Form: The STIR (socio-technical integration research) project embeds humanities scholars and social scientists within laboratories to probe the possibility and utility of collaborative inquiry to articulate, enhance and stimulate “midstream modulation” of material practices and technology development. Midstream modulation takes place in three iterative stages of inquiry by technical experts engaged in research and innovation: de facto, in which material, social, cultural, ethical and economic aspects interact with human agency and choice; reflexive, in which such aspects are recognized as such by practitioners; and deliberat(iv)e, in which decision making takes them more explicitly into account. STIR enrolls participating lab scientists as collaborators, while embedded humanists frequently contribute to the work of the lab.

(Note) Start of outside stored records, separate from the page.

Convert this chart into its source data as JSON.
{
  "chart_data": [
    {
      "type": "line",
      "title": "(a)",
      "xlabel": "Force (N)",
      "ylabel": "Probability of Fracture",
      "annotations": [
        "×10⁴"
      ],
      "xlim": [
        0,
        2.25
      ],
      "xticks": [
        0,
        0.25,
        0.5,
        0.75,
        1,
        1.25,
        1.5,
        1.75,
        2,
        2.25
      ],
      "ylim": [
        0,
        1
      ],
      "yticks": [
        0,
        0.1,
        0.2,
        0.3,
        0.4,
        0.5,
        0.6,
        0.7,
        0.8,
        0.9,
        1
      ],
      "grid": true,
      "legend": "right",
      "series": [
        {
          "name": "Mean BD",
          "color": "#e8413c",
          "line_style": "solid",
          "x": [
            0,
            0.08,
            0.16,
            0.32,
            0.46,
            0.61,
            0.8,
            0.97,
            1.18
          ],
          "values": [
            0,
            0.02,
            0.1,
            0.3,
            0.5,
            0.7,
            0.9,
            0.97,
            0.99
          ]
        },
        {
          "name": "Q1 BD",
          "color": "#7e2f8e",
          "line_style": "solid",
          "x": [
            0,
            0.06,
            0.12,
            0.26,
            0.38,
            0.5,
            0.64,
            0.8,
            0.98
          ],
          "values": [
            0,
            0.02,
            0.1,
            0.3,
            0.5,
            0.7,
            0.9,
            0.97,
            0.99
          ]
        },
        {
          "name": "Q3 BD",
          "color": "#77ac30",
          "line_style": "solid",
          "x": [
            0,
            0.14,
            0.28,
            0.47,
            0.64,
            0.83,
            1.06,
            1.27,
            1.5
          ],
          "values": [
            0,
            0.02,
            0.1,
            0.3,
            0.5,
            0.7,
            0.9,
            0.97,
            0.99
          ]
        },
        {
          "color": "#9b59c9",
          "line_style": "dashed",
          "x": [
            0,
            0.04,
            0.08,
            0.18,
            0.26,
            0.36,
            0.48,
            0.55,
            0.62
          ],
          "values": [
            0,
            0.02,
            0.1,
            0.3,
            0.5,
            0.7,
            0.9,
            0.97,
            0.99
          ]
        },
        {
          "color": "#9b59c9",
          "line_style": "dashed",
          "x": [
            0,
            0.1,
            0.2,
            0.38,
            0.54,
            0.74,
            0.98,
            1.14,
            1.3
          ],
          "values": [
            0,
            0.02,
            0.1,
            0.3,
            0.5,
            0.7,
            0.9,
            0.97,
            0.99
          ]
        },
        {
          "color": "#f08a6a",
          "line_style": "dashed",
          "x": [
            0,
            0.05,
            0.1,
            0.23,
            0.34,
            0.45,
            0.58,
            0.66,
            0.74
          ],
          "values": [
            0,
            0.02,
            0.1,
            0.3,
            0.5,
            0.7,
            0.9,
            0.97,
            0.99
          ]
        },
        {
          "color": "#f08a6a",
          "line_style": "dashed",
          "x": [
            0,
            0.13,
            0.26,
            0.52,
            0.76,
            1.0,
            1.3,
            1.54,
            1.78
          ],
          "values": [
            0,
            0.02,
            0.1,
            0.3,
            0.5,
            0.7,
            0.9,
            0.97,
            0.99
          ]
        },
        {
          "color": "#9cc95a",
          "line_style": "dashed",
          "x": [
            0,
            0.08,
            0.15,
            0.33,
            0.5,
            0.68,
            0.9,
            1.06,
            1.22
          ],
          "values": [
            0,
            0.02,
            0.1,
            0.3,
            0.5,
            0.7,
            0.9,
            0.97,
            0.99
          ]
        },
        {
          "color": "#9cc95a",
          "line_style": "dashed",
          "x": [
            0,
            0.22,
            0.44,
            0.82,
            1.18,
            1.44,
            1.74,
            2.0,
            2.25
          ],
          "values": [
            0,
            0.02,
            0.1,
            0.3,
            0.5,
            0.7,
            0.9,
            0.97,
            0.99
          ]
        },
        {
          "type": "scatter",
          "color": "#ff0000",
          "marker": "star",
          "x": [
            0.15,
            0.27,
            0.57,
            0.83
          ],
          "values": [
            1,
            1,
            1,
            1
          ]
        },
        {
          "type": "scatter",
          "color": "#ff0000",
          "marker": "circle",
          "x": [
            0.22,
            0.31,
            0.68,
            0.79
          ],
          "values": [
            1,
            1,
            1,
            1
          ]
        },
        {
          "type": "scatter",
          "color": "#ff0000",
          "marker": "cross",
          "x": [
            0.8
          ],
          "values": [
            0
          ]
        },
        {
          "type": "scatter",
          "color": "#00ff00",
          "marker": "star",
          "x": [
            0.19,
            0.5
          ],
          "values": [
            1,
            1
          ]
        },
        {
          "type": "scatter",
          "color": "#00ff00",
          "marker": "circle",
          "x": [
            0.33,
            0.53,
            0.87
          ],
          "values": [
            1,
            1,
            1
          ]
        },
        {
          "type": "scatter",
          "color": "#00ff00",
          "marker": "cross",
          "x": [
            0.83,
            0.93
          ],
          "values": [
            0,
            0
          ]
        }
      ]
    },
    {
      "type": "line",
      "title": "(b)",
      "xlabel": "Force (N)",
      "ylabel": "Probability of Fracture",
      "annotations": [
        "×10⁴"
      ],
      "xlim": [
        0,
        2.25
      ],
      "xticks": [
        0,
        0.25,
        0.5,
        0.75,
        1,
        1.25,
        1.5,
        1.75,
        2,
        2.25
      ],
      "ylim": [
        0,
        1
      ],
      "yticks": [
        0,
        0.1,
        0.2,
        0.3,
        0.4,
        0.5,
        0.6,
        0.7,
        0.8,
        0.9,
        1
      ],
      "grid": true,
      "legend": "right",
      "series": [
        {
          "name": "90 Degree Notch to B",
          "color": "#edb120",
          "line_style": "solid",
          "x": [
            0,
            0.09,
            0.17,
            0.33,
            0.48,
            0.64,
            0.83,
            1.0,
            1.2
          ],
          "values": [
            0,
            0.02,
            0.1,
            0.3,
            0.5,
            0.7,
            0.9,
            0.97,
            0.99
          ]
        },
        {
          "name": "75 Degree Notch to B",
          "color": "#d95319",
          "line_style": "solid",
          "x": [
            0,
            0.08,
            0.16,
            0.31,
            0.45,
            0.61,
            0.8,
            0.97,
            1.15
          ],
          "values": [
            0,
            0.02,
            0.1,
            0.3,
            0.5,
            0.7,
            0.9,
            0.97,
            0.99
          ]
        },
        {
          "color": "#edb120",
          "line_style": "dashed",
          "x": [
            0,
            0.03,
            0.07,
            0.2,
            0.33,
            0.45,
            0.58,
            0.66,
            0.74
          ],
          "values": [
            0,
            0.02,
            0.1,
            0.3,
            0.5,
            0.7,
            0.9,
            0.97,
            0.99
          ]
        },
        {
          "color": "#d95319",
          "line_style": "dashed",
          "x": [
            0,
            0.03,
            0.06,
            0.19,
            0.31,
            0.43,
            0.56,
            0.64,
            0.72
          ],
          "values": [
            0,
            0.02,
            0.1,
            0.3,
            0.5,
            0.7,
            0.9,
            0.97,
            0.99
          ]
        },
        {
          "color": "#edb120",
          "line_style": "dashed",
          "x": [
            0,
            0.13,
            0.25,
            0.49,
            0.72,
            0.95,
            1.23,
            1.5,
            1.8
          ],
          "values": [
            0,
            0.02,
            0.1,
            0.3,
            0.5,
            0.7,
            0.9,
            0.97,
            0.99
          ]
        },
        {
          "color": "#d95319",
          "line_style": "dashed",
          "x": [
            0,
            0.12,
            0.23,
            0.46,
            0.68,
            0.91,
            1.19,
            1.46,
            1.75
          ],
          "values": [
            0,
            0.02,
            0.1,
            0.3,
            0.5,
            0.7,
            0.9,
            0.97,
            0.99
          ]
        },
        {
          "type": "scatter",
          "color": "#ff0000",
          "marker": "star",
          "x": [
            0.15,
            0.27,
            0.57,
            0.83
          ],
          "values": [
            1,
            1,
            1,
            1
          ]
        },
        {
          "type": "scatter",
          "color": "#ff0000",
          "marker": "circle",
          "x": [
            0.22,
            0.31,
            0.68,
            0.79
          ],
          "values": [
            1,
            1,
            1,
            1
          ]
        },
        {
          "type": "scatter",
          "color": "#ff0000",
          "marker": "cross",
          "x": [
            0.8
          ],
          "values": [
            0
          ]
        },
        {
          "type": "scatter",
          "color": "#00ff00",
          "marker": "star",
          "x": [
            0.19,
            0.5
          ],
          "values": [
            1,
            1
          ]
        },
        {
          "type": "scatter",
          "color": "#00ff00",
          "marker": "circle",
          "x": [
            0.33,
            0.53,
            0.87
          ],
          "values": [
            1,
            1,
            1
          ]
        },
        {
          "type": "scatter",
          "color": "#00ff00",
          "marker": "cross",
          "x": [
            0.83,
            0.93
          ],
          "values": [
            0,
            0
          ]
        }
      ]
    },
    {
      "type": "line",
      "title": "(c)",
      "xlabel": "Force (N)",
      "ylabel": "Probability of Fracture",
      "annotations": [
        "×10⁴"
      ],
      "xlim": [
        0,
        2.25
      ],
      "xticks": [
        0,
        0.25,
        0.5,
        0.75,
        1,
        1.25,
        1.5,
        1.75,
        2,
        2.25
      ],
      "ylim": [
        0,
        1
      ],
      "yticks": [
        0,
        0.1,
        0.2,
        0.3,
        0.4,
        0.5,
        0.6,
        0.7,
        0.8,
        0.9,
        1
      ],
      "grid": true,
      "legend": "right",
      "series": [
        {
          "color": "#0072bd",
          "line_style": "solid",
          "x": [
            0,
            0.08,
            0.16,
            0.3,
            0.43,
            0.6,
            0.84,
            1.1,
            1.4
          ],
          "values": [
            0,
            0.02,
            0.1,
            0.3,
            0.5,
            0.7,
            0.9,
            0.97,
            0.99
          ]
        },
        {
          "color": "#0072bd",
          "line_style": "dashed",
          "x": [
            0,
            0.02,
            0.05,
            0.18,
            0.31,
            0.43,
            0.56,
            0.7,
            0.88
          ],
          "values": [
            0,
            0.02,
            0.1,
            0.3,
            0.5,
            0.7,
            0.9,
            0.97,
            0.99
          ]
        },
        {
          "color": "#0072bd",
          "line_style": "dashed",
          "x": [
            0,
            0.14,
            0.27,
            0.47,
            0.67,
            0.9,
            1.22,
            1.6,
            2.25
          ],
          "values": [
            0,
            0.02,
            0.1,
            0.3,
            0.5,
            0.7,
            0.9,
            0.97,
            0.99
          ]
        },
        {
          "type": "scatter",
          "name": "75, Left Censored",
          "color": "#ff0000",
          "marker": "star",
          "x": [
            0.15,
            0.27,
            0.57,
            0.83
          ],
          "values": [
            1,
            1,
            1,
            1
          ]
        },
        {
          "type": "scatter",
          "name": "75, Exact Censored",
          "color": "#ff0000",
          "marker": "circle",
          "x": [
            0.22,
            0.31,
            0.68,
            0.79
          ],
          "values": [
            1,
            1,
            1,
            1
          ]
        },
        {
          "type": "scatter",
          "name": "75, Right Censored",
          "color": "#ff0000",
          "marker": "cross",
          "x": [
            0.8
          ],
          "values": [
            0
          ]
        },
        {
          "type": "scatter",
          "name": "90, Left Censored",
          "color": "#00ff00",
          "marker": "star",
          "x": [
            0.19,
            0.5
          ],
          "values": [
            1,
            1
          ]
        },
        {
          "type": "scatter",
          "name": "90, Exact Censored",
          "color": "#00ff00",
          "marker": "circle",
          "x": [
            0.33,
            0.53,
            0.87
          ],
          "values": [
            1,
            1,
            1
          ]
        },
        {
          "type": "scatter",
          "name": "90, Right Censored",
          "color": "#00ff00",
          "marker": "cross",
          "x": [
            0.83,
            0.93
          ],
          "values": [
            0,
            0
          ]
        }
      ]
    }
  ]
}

Means: STIR has pioneered the 12-week “laboratory engagement study” in which the results of ethnographic participant-observation are fed back into the field of study in real-time. This is done largely through a semi-structured “decision protocol” that asks fundamental, open-ended questions. The frequent and regular use of the protocol facilitates collaborative description of ongoing decision processes, which in turn serves as the basis for collaborative inquiry.

Ends: The purpose of conducting this type of engaged research is to inform the design and evaluation of future integrative efforts to ensure that they are effective (and not counter-productive) at informing the shape, direction and outcomes of emerging technologies in socially responsive ways. In the process, the research aims to explore, develop and ideally demonstrate alternative, self-critical, yet productive meaning making practices among (state funded) scientific professionals and technical experts.

Outcomes: STIR studies have been conducted in over two-dozen labs on three continents and have demonstrated that lab researchers can become more reflexively aware of societal aspects of their work, develop more deliberative processes of decision making and, alter their material practices and research directions (Fisher 2007; Fisher et al. 2010; Flipse et al. 2012; Schuurbiers 2011).